|Matthew Henry's Concise Commentary|
34:31-37 When we reprove for what is amiss, we must direct to what is good. Job's friends would have had him own himself a wicked man. Let will only oblige him to own that he spoke unadvisedly with his lips. Let us, in giving reproof, not make a matter worse than it is. Elihu directs Job to humble himself before God for his sins, and to accept the punishment. Also to pray to God to discover his sins to him. A good man is willing to know the worst of himself; particularly, under affliction, he desires to be told wherefore God contends with him. It is not enough to be sorry for our sins, but we must go and sin no more. And if we are affectionate children, we shall love to speak with our Father, and to tell him all our mind. Elihu reasons with Job concerning his discontent under affliction. We are ready to think every thing that concerns us should be just as we would have it; but it is not reasonable to expect this. Elihu asks whether there was not sin and folly in what Job said. God is righteous in all his ways, and holy in all his works, Ps 145:17. The believer saith, Let my Saviour, my wise and loving Lord, choose every thing for me. I am sure that will be wisest, and the best for his glory and my good.
Verse 35. - Job hath spoken without knowledge, and his words were without wisdom; literally, not in wisdom. The words intended are, of course, those in which Job has seemed to tax God with injustice (see the comment on ver. 9).

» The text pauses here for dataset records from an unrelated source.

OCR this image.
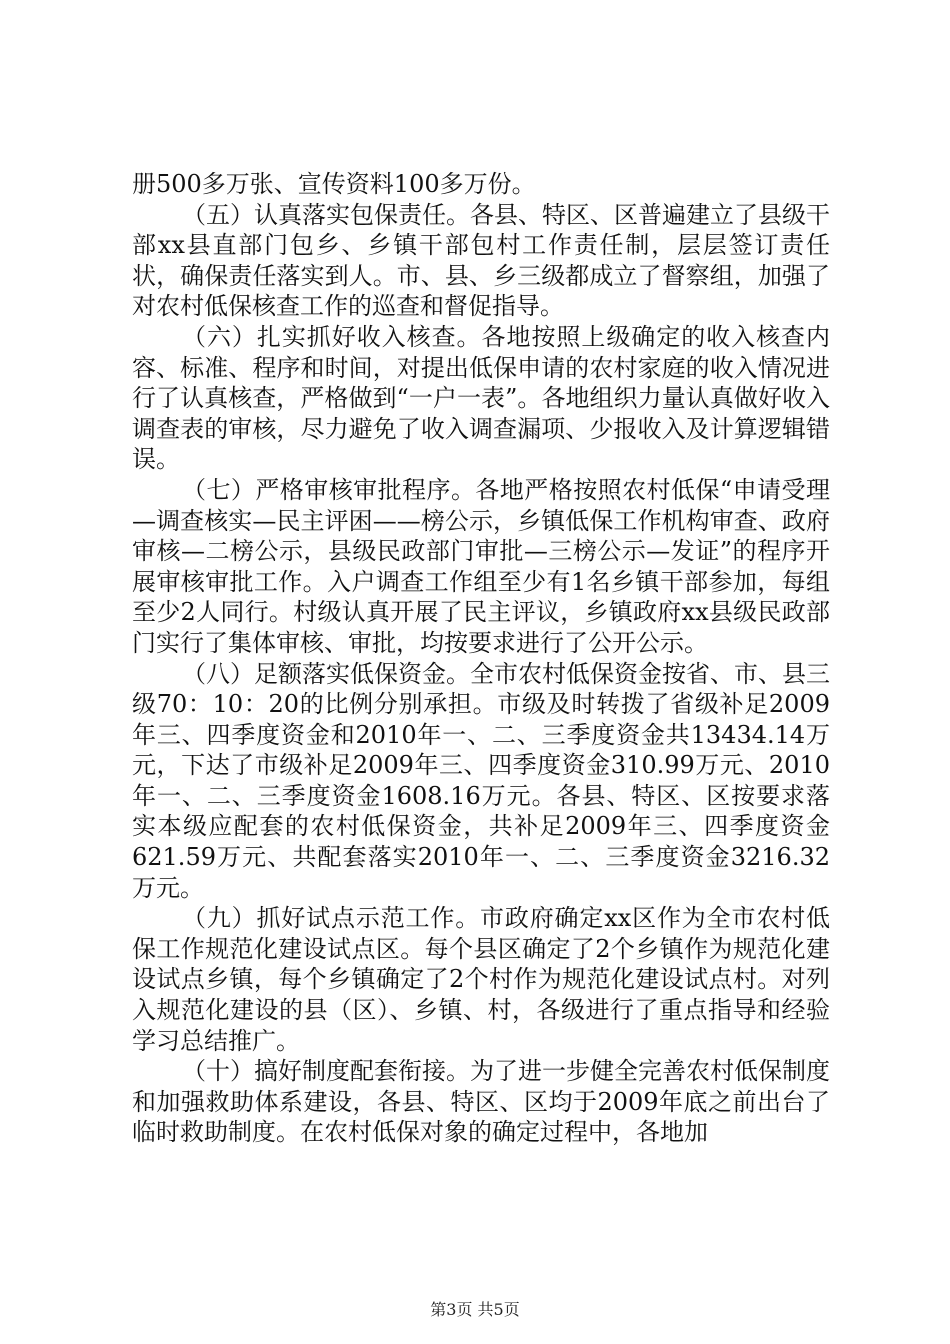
册500多万张、宣传资料100多万份。

（五）认真落实包保责任。各县、特区、区普遍建立了县级干部xx县直部门包乡、乡镇干部包村工作责任制，层层签订责任状，确保责任落实到人。市、县、乡三级都成立了督察组，加强了对农村低保核查工作的巡查和督促指导。

（六）扎实抓好收入核查。各地按照上级确定的收入核查内容、标准、程序和时间，对提出低保申请的农村家庭的收入情况进行了认真核查，严格做到“一户一表”。各地组织力量认真做好收入调查表的审核，尽力避免了收入调查漏项、少报收入及计算逻辑错误。

（七）严格审核审批程序。各地严格按照农村低保“申请受理—调查核实—民主评困——榜公示，乡镇低保工作机构审查、政府审核—二榜公示，县级民政部门审批—三榜公示—发证”的程序开展审核审批工作。入户调查工作组至少有1名乡镇干部参加，每组至少2人同行。村级认真开展了民主评议，乡镇政府xx县级民政部门实行了集体审核、审批，均按要求进行了公开公示。

（八）足额落实低保资金。全市农村低保资金按省、市、县三级70：10：20的比例分别承担。市级及时转拨了省级补足2009年三、四季度资金和2010年一、二、三季度资金共13434.14万元，下达了市级补足2009年三、四季度资金310.99万元、2010年一、二、三季度资金1608.16万元。各县、特区、区按要求落实本级应配套的农村低保资金，共补足2009年三、四季度资金621.59万元、共配套落实2010年一、二、三季度资金3216.32万元。

（九）抓好试点示范工作。市政府确定xx区作为全市农村低保工作规范化建设试点区。每个县区确定了2个乡镇作为规范化建设试点乡镇，每个乡镇确定了2个村作为规范化建设试点村。对列入规范化建设的县（区）、乡镇、村，各级进行了重点指导和经验学习总结推广。

（十）搞好制度配套衔接。为了进一步健全完善农村低保制度和加强救助体系建设，各县、特区、区均于2009年底之前出台了临时救助制度。在农村低保对象的确定过程中，各地加

第3页 共5页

Gill's Exposition of the Entire Bible
Job hath spoken without knowledge,.... Not that Job was an ignorant man, either in things natural or divine; but in this point, about the chastening hand of God upon him, he had said some things which betrayed lack of knowledge, as in Job 34:5;
and his words were without wisdom; Job was not destitute of human wisdom, nor of spiritual wisdom, but no man is wise at all times; some things had dropped from him which savoured of folly and ignorance, and which he afterwards was convinced of, and confessed with shame, Job 40:4; being charged by the Lord himself with what he is here by Elihu, Job 38:2; and it may be observed, that Elihu does not charge Job with being a wicked man, as his three friends did, but as having spoken unadvisedly with lips, under his chastening circumstances, and which he labours to convince him of.